How Carbon Dioxide May Affect Organisms Directly and Indirectly

How carbon dioxide may affect organisms directly and indirectly
Carbon dioxide is a molecule that is essential to the survival of nearly all organisms on our planet, as in some way or another they rely on carbon dioxide or its products to provide them with respiratory substrates. However, as I will elaborate later, carbon dioxide also has adverse effects on organisms.
Carbon dioxide primarily affects all organisms as it is essential for the process of photosynthesis, in which organic compounds vital to a plant’s growth , and essential as food for a primary consumer , are synthesized. In photosynthesis carbon dioxide diffuses through the stomata on the underside of a plant, into the mesophyll layer of the leaf and finally into the photosynthesizing cells of a plant. In these cells it is accepted by Ribulose Bisphosphate (RuBP) as part of the light independent reaction. The RuBP and carbon dioxide then split into two molecules of Glycerate-3-phosphate (GP) and then are reduced by reduced NADP with ATP as an energy source, into two molecules of triose phosphate (TP). These molecules are then converted into glucose and other organic substaces. These organic substances directly influence the growth rate and yield of the plant, meaning carbon dioxide (and it’s concentration) are directly linked to plant growth.

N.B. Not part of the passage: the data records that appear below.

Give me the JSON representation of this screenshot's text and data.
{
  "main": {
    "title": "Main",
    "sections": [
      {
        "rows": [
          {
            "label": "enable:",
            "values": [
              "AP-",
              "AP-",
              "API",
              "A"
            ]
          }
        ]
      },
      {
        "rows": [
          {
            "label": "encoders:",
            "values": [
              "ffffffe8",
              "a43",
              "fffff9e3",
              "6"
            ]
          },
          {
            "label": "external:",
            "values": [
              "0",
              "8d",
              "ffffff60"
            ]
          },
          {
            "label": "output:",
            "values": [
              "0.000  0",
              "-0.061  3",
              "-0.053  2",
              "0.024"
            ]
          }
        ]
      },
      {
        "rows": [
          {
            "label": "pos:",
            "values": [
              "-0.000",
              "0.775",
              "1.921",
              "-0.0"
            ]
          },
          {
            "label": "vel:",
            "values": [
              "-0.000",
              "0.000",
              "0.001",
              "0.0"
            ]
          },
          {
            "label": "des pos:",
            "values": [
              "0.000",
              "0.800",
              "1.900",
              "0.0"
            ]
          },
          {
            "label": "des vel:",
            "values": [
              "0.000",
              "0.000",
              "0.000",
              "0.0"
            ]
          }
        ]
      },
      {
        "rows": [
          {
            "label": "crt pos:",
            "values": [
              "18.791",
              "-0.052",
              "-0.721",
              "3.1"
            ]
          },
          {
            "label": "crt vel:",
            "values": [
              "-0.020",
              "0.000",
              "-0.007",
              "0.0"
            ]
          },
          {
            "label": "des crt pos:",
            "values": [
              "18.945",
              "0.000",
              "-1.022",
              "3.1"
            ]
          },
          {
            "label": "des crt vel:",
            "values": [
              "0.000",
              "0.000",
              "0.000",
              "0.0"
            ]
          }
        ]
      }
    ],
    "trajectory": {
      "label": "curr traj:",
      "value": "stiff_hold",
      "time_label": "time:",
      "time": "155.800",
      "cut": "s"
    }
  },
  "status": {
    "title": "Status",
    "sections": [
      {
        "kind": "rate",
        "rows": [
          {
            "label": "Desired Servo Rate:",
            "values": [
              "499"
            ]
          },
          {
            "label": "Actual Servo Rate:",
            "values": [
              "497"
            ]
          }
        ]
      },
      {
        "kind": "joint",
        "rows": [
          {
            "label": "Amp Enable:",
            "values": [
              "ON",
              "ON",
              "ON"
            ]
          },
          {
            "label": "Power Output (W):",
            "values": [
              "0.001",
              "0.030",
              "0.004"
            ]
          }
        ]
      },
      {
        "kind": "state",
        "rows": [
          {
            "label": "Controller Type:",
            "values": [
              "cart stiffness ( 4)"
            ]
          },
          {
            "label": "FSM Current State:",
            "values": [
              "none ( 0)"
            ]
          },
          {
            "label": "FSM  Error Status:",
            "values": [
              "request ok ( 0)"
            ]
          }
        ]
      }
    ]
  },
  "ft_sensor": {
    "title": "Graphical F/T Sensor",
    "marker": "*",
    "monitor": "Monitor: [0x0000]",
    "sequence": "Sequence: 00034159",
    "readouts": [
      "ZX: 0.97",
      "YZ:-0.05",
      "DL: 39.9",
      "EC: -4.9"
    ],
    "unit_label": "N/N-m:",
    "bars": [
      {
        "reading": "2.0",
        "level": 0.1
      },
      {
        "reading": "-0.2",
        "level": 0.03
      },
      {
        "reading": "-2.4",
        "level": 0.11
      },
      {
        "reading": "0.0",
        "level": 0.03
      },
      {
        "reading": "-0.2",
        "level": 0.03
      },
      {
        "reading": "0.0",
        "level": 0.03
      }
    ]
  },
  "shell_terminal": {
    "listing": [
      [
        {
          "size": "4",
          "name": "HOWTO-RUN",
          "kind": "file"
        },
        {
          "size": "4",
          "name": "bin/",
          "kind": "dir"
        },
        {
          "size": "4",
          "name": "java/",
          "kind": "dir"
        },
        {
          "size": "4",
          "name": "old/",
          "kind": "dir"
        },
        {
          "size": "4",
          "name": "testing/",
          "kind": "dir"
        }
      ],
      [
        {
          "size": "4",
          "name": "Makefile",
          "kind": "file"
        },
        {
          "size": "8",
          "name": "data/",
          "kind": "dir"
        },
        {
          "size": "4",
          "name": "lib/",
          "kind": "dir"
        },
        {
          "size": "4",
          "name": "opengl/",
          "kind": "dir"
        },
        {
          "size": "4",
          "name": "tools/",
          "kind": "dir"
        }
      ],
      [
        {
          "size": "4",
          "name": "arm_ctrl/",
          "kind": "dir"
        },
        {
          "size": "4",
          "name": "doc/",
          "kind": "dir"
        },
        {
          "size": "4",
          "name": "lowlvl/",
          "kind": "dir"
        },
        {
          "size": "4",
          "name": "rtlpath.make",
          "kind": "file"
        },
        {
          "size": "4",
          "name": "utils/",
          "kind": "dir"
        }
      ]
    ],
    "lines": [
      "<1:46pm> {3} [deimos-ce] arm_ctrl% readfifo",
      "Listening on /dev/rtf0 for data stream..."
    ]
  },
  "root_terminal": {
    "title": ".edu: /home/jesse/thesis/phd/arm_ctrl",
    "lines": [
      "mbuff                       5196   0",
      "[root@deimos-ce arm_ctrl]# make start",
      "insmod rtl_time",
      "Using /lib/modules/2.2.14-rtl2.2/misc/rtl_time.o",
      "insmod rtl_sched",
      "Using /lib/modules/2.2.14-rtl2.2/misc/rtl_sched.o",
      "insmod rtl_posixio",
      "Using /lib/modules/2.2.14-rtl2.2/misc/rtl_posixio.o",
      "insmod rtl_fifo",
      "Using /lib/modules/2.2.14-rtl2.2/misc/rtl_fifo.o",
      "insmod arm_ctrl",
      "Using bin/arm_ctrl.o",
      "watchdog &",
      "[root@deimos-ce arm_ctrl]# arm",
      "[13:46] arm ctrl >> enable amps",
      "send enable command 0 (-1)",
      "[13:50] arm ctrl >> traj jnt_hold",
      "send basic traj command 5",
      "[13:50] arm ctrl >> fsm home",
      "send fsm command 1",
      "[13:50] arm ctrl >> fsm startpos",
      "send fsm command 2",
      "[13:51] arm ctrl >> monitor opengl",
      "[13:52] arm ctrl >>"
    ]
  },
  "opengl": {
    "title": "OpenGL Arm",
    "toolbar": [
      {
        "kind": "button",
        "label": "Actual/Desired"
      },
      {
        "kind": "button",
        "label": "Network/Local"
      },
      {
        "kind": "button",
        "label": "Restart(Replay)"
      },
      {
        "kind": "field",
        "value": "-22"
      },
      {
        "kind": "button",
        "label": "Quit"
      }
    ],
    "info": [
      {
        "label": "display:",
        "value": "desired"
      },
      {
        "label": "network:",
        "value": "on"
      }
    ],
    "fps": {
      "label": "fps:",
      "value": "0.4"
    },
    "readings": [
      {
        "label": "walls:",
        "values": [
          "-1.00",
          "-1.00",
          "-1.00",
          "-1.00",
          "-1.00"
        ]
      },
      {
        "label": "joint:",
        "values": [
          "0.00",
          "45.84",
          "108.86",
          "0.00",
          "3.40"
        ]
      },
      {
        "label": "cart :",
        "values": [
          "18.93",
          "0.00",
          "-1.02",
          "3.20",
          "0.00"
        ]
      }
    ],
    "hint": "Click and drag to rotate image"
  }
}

Carbon dioxide also influences plant growth through water intake and loss. To receive carbon dioxide a plant must open its stomata to allow diffusion of the gas into its leaves. However when a plant does this it also results in loss of water, as water vapour diffusing out of the leaves. Lost water however is drawn up through the xylem through a process called transpiration. Water is able to move in opposition to gravity due to the negative pressure of the vessels, and the cohesion-tension property of water, which allows water molecules to “stick together” and influence the movement of another water molecule. If it is a sunny day, and the carbon dioxide concentration is high outside the plant, the plant will open its stomata to receive high amounts of carbon dioxide and therefore maximise photosynthesis. However, due to it being a sunny day, this will result in a great deal of water loss from the plant through transpiration. Water is a vital reactant in the light dependant reaction of photosynthesis as it undergoes photolysis by light, producing protons to reduce NADP and electrons to reduce oxidised chlorophyll, ensuing the continuation of the process. However water loss will mean this can happen less frequently, so photosynthesis slows down.

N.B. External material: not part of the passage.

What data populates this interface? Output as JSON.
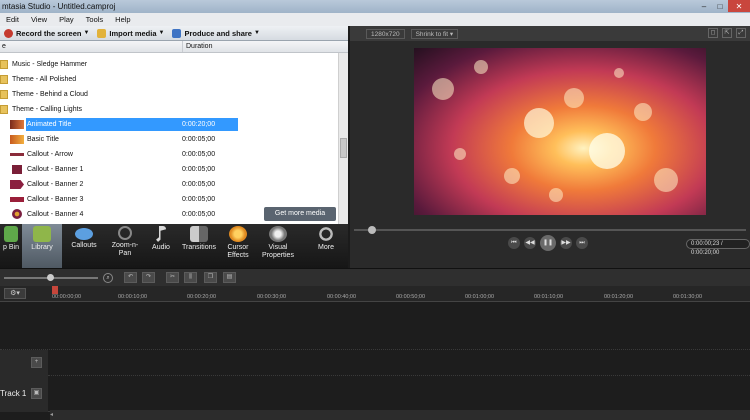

Carrying on with the theme of frequency, carbon dioxide has an effect on the frequency a human heart beats, and thus a human’s capacity for exercise. During respiration, carbon dioxide is produced both in the link reaction and the krebs cycle, as carbon compounds lose carbon atoms. This carbon dioxide diffuses out of the respiring cells into the capillaries. Here the carbon dioxide dissociates into carbonic acid, decreasing the pH of the blood. This change in pH could be harmful, as it could denature proteins in the body, by breaking hydrogen bonds and changing the tertiary structure of proteins, rendering them ineffective, as in the case of an enzyme, the shape of the active site would be altered, and no substrate would be able to bind with it. The pH change is detected by chemoreceptors in the walls of the carotid arteries; the carotid arties increase the frequency of impulses to the heart rate increase centre of the medulla oblongata. This causes the frequency of impulses along the sympathetic nerve to the sinoatrial node to increase. This means the heart contracts at a faster rate, meaning more carbon dioxide in the blood is pumped from the capillaries of respiring tissues into the vena cava, the right side of the heart and ultimately into the pulmonary arteries. Here the carbon dioxide diffuses out of the blood, increasing the blood’s pH, releasing carbon dioxide into the atmosphere.
The concentration of carbon dioxide in the atmosphere, if too high, affects every living organism in the planet in an adverse way. Carbon dioxide is a greenhouse gas; This means that as radiation from the sun (mostly infra-red radiation) enters our atmosphere and is reflected off the surface of the planet, it is unable to leave the atmosphere as it is reflected again back towards the planet by these greenhouse gases. This effectively traps heat energy from the sun within our atmosphere, and results in the change of our planet’s climate known as global warming. The effects of global warming on living organisms are many. The increased climate will cause the polar ice caps to melt, resulting in loss of habitats for many species, causing them to become extinct, altering the earth’s ecosystems. The melted ice will cause sea levels to rise, flooding many areas with salt water, again reducing biodiversity and destroy fertile land, making crop cultivation difficult. The conditions of areas closer to the poles will also become more humid and hot, causing the migration of many organisms adapted to these temperatures. This includes insects and other organisms that are hosts for various tropical diseases that could cause epidemics in countries ill-equipped to deal with these diseases.
From these points you can see carbon dioxide is a molecule that affects us all. In too low concentrations life will be unable to continue as photosynthesis will occur at too low a rate, and at too high concentrations, it causes the increase of global temperature, which could kill us all.